Bridget gave her a pitying look. “If I’d been having a nightmare in his guest room last night, he would have banged on the wall and yelled at me to shut the hell up and let him get some sleep.”
“You’re engaged.”
She brushed that off with a careless bat of her hand. “Even before. He doesn’t feel that way about me.”
“Oh, please. He cares for you. He kissed you that one time.” Something she wished she could forget.
She waved her hand again. “I kissed him. He just went along, because he’s a friend. He’s not going to leave me hanging if he can help me out, but that’s as far as it goes. He doesn’t have tender feelings for me. Nor does he have them for Izzy. Remember how he shot her foot off during our little paintball competition? But you? That’s a different story. He didn’t so much as graze you with a paint pellet. When you’re on shift at The Goose, he sends you on breaks every hour—he doesn’t do that with Silent Mike or Owen or any of the others.”
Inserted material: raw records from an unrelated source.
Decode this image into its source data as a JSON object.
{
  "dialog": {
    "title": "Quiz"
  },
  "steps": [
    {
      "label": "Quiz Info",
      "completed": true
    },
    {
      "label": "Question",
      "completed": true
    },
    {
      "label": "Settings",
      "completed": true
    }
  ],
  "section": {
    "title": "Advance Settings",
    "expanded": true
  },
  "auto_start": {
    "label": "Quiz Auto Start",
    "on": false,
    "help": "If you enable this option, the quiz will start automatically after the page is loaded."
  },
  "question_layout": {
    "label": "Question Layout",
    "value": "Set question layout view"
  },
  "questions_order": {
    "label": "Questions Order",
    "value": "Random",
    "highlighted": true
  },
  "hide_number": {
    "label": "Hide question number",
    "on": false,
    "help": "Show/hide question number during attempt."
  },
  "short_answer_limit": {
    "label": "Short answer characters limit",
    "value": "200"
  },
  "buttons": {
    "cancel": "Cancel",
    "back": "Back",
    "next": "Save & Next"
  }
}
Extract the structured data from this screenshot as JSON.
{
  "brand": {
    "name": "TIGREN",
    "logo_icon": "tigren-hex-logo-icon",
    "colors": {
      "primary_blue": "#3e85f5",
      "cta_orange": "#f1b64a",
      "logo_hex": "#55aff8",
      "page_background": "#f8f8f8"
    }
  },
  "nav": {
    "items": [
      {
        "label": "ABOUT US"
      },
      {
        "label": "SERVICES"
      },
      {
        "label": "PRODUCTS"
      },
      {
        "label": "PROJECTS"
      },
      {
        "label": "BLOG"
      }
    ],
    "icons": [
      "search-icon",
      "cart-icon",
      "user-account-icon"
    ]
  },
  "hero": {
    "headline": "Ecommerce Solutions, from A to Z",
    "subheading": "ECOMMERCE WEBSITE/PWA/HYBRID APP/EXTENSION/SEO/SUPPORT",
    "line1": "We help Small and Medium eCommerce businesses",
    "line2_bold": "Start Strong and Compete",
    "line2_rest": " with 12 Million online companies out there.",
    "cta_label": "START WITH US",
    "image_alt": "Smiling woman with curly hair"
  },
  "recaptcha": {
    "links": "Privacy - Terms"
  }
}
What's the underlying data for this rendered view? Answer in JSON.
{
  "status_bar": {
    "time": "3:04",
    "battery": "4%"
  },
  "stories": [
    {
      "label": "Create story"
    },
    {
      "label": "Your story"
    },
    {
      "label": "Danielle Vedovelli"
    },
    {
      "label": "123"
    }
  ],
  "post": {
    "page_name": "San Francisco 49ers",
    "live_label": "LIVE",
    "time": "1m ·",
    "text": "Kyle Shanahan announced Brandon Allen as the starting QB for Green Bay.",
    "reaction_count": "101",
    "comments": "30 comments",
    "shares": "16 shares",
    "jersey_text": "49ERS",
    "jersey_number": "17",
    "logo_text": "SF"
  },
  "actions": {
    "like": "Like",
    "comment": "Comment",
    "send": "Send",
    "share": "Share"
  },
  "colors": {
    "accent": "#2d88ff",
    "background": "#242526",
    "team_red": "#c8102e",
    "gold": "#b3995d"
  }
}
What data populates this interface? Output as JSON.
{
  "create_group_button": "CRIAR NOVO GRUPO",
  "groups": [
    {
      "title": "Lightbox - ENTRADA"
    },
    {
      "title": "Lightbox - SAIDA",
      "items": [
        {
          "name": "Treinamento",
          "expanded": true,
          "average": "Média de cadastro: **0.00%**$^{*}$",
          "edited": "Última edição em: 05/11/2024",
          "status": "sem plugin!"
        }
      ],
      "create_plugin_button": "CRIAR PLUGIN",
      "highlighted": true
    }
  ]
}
“They’re not pregnant.” For some reason, her throat felt tight. Then her stomach twisted in a not-unfamiliar tightness. Braxton-Hicks contractions—she’d had them earlier in her pregnancy, and Dr. D has assured her they were normal and often brought on by stress. Even so, the weird panic returned to her chest. Sitting still took more self-restraint than she could possibly sustain. On a careful inhale, she rubbed her belly over the spot that had suddenly turned hard as a barrel.